Christoph Weller ist Inhaber des Lehrstuhls für Politikwissenschaft, Friedens- und Konfliktforschung an der Universität Augsburg – trotz steigender Nachfrage der bislang einzige in Bayern. Im BSZ-Interview erklärt der Professor, wie eine gewaltsame Eskalation von Konflikten verhindert werden kann – sei es in der Sozialarbeit oder zwischen verschiedenen Staaten.
BSZ: Herr Weller, hat Sie als Friedens- und Konfliktforscher der russische Angriffskrieg auf die Ukraine überrascht?

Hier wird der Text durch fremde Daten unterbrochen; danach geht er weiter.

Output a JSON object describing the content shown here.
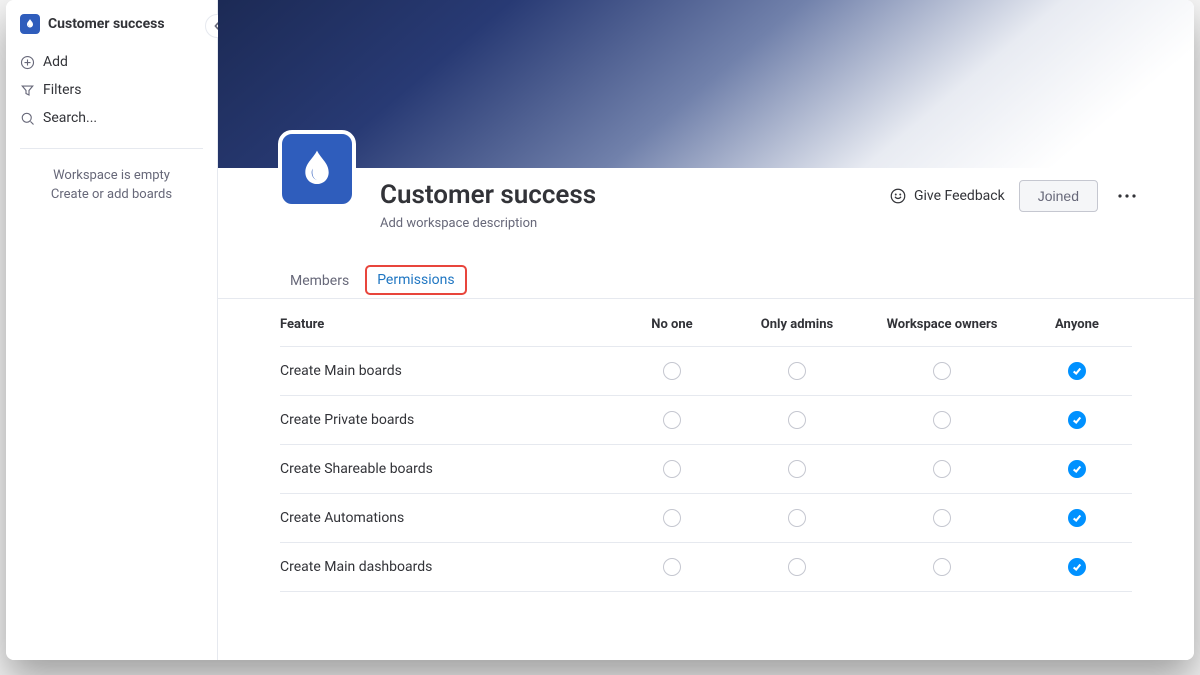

Christoph Weller: Ja. Aber die Eskalation politischer Konflikte folgt ja keinem bekannten Drehbuch, sondern sozialen Eigendynamiken und nichtvorhersehbaren politischen Entscheidungen. Daraus folgen ständig Überraschungen im Konfliktgeschehen und ernsthafte Prognosen sind unmöglich. Aus Sicht der Friedens- und Konfliktforschung gibt es Tausende von Konflikten auf der Welt, die in der Gefahr stehen, gewaltsam zu eskalieren. Eine differenzierte Einschätzung zum jeweils aktuellen Eskalationspotenzial einzelner Konflikte erfordert immer auch die Einbeziehung von Regionalexpertise.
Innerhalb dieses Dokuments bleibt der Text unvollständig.